Chetumal

Más de mil familias ponen en riesgo el ecosistema en Chetumal

Siete colonias irregulares están asentadas en terrenos considerados para la conservación del medio ambiente.

Siete colonias irregulares ubicadas en el noroeste de Chetumal han invadido territorio que la Secretaría de Ecología y Medio Ambiente (SEMA) considera “para conservación” y “protección”, debido a la fragilidad del ecosistema.

De acuerdo con el mapa cartográfico de la SEMA, se trata de los corredores “Forestal La Península Santa-Elena”, así como del “Corredor Turístico Calderitas”, de 16 mil 698 hectáreas y 11 mil 987 hectáreas cada uno, vitales “para la recarga de los acuíferos locales”.

A pesar de lo anterior, más de mil 128 familias se han encargado de invadir esta zona, lotificando e instalándose de forma irregular, generando un alto impacto ambiental para el ecosistema local, según las autoridades en la materia.

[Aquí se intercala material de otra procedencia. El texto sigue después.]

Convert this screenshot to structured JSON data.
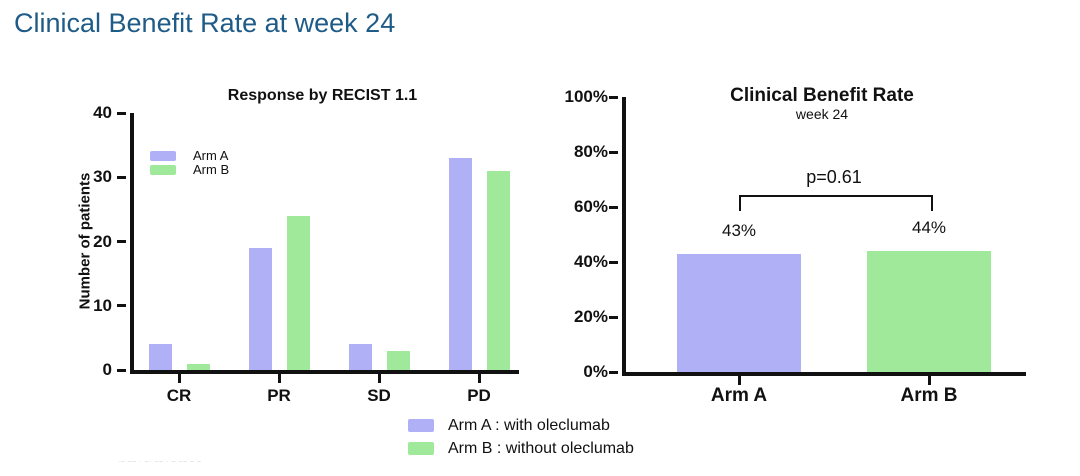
{
  "slide": {
    "title": "Clinical Benefit Rate at week 24",
    "footnote_marks": "·– –– · –· –– · – –– – –"
  },
  "colors": {
    "arm_a": "#b0b0f6",
    "arm_b": "#a0e89a",
    "axis": "#111111",
    "title": "#1e5b87"
  },
  "bottom_legend": {
    "arm_a": "Arm A : with oleclumab",
    "arm_b": "Arm B : without oleclumab"
  },
  "chart_data": [
    {
      "id": "recist",
      "type": "bar",
      "title": "Response by RECIST 1.1",
      "xlabel": "",
      "ylabel": "Number of patients",
      "categories": [
        "CR",
        "PR",
        "SD",
        "PD"
      ],
      "series": [
        {
          "name": "Arm A",
          "color": "#b0b0f6",
          "values": [
            4,
            19,
            4,
            33
          ]
        },
        {
          "name": "Arm B",
          "color": "#a0e89a",
          "values": [
            1,
            24,
            3,
            31
          ]
        }
      ],
      "ylim": [
        0,
        40
      ],
      "yticks": [
        0,
        10,
        20,
        30,
        40
      ],
      "grid": false,
      "legend_position": "top-left-inside"
    },
    {
      "id": "cbr",
      "type": "bar",
      "title": "Clinical Benefit Rate",
      "subtitle": "week 24",
      "xlabel": "",
      "ylabel": "",
      "categories": [
        "Arm A",
        "Arm B"
      ],
      "series": [
        {
          "name": "Clinical Benefit Rate",
          "values": [
            43,
            44
          ]
        }
      ],
      "bar_colors": [
        "#b0b0f6",
        "#a0e89a"
      ],
      "value_labels": [
        "43%",
        "44%"
      ],
      "ylim": [
        0,
        100
      ],
      "yticks": [
        "0%",
        "20%",
        "40%",
        "60%",
        "80%",
        "100%"
      ],
      "annotation": {
        "text": "p=0.61"
      },
      "grid": false,
      "legend_position": "none"
    }
  ]
}
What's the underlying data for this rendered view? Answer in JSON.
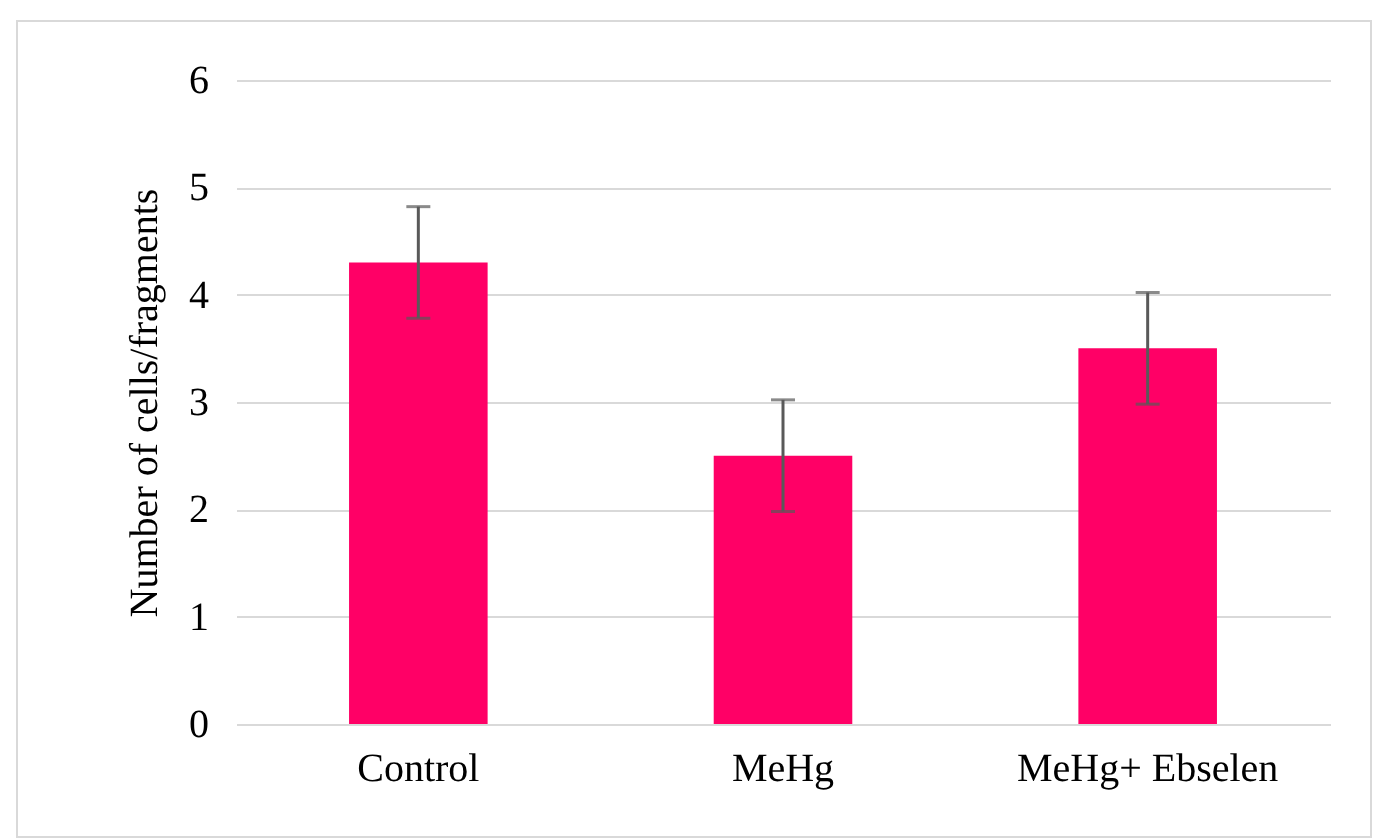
{
  "chart_data": {
    "type": "bar",
    "ylabel": "Number of cells/fragments",
    "categories": [
      "Control",
      "MeHg",
      "MeHg+ Ebselen"
    ],
    "values": [
      4.3,
      2.5,
      3.5
    ],
    "errors": [
      0.52,
      0.52,
      0.52
    ],
    "color": "#ff0066",
    "ylim": [
      0,
      6
    ],
    "yticks": [
      0,
      1,
      2,
      3,
      4,
      5,
      6
    ],
    "grid": "y"
  }
}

En el caso del corredor forestal, ubicada al norte de la Sabana de Chetumal y considerada área protegida, en los últimos tres años se han perdido cerca de mil 899 hectáreas de manglar y vegetación, para dar paso a casas construidas de manera hechiza y calles de terracería. También se redujo en 8% la superficie con importancia para la recarga de acuíferos.

En 2010, el Instituto Nacional de Estadística y Geografía (Inegi) señalaba que en el área vivían tan sólo ocho habitantes repartidos en nueve pequeñas rancherías. El último corte declara que son más de cuatro mil 129 habitantes, repartidos en cuatro asentamientos irregulares, dos de los cuales aún no tienen nombre, mientras que los otros son Tamalcab y Nuevo Progreso.

En el caso del Corredor Turístico Calderitas, las colonias Palomos, Edén y Santa Fátima se han encargado de devastar dos mil 874 hectáreas de selva.

“A pesar de que el 60% de esta zona está destinada a la conservación, en los últimos años se ha visto totalmente fragmentada por las lotificaciones de las parcelas y predios particulares generando pequeñas propiedades irregulares, lo que está ocasionando una alta contaminación al ecosistema”, señala el documento UGA-35, que explica los problemas que enfrenta este corredor.

A pesar de que la SEMA exhorta al ayuntamiento othonense a tomar las medidas necesarias para evitar esta devastación, hasta el momento el gobierno municipal ha sido omiso en el tema, por lo que las autoridades ambientales estiman que antes de 2024 las invasiones habrán terminado con 35% de esta zona.